Trump a déclaré que les 52 sites, qu’il n’a pas spécifiés, étaient censés représenter le nombre d’Américains détenus pendant la crise des otages iraniens. Diriger intentionnellement des attaques contre des monuments culturels et des édifices religieux pourrait constituer un crime de guerre.

Le président a offert une défense supplémentaire pour approuver la frappe qui a tué Soleimani, un haut responsable iranien et le chef de la Force Quds des Gardiens de la révolution islamique, le décrivant comme un “chef terroriste” responsable de la mort de nombreux Américains.

Mais sa menace d’une action militaire plus potentielle soulèvera certainement des questions sur les plans de l’administration Trump pour contenir les retombées de la grève de Soleimani et enflammer le débat sur la capacité du président à s’engager avec l’Iran sans l’approbation du Congrès.

Trump a approuvé jeudi une opération qui a tué l’éminent responsable iranien à Bagdad. Les responsables américains ont décrit la grève comme une mesure défensive, affirmant qu’il y avait des preuves que Soleimani planifiait des attaques mettant en danger des vies américaines.

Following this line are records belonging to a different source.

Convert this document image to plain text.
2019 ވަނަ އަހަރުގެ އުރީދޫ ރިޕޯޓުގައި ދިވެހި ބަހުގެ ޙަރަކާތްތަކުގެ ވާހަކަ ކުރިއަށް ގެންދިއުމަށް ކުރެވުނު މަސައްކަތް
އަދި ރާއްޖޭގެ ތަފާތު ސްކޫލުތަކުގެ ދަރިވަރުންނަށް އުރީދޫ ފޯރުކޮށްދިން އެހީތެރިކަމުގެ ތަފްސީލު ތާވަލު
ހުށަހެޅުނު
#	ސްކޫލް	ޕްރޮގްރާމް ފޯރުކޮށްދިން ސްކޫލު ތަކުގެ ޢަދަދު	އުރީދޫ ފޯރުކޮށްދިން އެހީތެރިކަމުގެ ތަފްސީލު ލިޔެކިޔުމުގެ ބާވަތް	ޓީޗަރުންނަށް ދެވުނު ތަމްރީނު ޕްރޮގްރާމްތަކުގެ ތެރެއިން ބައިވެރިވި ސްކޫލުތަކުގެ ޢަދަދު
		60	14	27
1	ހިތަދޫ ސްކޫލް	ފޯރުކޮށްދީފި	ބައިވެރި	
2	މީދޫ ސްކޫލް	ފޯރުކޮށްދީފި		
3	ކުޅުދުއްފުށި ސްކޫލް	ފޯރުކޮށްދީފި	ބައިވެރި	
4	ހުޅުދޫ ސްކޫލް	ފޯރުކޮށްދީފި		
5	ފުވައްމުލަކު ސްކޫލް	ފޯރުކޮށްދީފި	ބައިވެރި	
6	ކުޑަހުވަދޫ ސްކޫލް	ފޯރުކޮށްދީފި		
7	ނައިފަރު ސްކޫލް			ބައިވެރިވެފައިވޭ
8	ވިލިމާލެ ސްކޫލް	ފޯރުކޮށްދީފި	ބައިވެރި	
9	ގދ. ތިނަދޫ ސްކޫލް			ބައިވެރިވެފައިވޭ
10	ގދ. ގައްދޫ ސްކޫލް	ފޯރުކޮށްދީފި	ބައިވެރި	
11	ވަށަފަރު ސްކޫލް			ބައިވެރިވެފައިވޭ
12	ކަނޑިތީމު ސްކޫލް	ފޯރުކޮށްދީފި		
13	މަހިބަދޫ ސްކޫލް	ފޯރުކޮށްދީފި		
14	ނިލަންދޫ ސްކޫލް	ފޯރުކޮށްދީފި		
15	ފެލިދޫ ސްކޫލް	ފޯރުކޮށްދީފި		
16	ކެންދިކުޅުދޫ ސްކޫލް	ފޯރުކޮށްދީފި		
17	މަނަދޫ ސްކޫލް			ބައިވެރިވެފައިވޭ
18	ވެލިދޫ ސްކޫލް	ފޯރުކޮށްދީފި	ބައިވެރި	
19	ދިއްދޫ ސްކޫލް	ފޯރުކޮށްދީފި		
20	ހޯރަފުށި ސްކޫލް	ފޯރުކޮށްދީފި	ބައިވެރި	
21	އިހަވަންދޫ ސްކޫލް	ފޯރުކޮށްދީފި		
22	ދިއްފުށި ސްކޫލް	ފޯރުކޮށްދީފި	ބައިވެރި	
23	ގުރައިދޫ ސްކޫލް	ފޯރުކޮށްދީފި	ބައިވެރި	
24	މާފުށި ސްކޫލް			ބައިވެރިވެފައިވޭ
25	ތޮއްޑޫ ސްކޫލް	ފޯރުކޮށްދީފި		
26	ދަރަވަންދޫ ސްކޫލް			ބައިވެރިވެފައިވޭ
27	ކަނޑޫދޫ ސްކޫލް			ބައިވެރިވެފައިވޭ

“Nous avons pris des mesures la nuit dernière pour arrêter une guerre”, a déclaré Trump vendredi. “Nous n’avons pris aucune mesure pour déclencher une guerre.”

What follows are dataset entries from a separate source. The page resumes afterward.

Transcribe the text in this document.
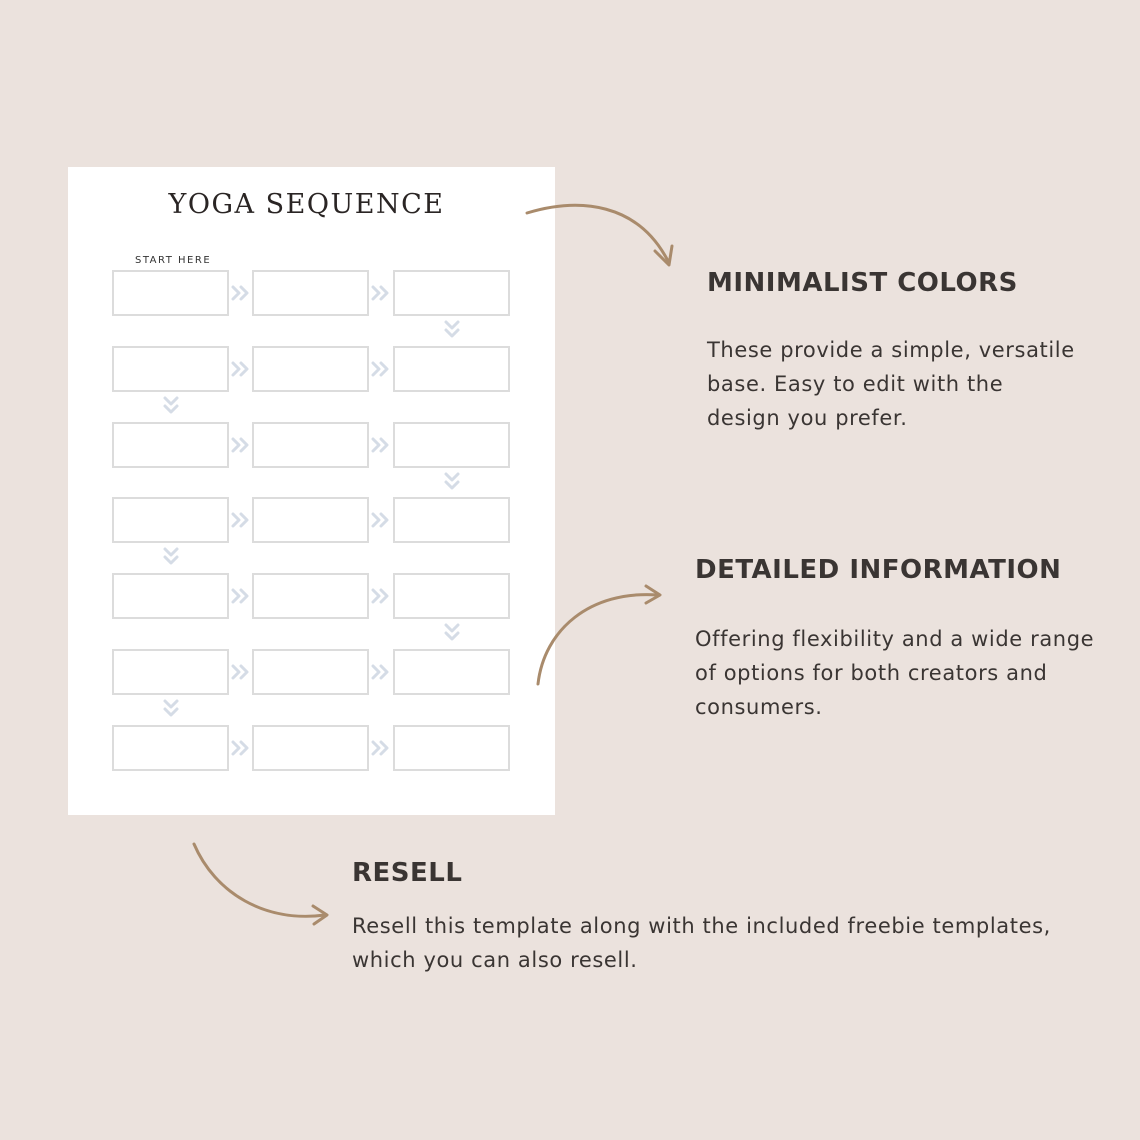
YOGA SEQUENCE
START HERE
MINIMALIST COLORS
These provide a simple, versatile base. Easy to edit with the design you prefer.
DETAILED INFORMATION
Offering flexibility and a wide range of options for both creators and consumers.
RESELL
Resell this template along with the included freebie templates, which you can also resell.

Son tweet de samedi, cependant, semblait indiquer que Trump était disposé à intensifier encore le conflit si l’Iran réagissait.

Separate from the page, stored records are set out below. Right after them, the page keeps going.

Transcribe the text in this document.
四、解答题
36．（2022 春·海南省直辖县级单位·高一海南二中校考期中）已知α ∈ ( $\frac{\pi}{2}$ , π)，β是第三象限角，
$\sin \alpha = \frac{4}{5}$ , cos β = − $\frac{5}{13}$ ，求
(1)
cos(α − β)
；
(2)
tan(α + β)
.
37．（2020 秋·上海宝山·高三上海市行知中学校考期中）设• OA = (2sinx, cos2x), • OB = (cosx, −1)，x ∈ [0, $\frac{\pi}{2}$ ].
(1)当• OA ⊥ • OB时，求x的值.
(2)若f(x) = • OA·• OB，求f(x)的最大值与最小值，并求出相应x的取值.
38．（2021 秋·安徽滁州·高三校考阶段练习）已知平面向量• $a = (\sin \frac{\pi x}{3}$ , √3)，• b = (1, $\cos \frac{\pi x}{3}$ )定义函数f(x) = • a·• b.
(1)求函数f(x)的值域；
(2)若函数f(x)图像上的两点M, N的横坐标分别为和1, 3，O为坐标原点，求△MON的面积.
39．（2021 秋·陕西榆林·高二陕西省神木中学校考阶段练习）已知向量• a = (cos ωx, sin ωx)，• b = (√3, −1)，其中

Des experts et certains responsables américains ont indiqué qu’un contre-coup iranien était presque inévitable, mais on ne sait toujours pas comment, quand ni où il pourrait avoir lieu.

Des milliers de combattants pro-iraniens ont défilé à Bagdad ces derniers jours pour pleurer Soleimani, a rapporté le New York Times, avec certains scandant “la vengeance arrive”. Les dirigeants iraniens ont également promis de répondre à l’opération américaine.

Les dirigeants iraniens ont également juré de répondre à l’opération américaine, et CNN a rapporté samedi que des responsables de l’administration avaient mis en garde contre des attaques de représailles de la part de groupes mandataires iraniens en Amérique du Nord et en Europe.

A Lire : https://www.lehautpanel.com/hassan-rouhani-liran-et-les-nations-libres-de-la-region-se-vengeront-des-etats-unis-pour-avoir-tue-soleimani/

Le département de la Sécurité intérieure a publié samedi un nouveau bulletin sur le système national de conseil en matière de terrorisme (NTAS) à la suite de la grève visant Soleimani, bien que l’agence ait noté qu’il n’y avait aucune menace spécifique ou crédible contre la patrie.

Les démocrates au Congrès ont exprimé leur frustration que Trump n’ait pas informé les principaux législateurs avant de déclencher la grève à Bagdad et a insisté pour que le président consulte le pouvoir législatif avant d’engager davantage l’Iran.

La Maison Blanche aurait  soumis samedi au Congrès certains documents informant les législateurs de la grève comme l’exige la loi sur les pouvoirs de guerre.

Le rythme des développements place Trump en territoire inconnu avec l’Iran. Le président a misé sa politique étrangère sur la confrontation de Téhéran à des sanctions économiques et à une rhétorique sévère, mais jusqu’à la semaine dernière, il avait largement retenu l’engagement militaire. L’ampleur des retombées reste incertaine.

Trump a passé la majeure partie du samedi matin et de l’après-midi dans son club de golf à Washington DC avant de retourner dans sa propriété de Mar-a-Lago, où il se trouve depuis deux semaines. Le président devrait rentrer à Washington dimanche.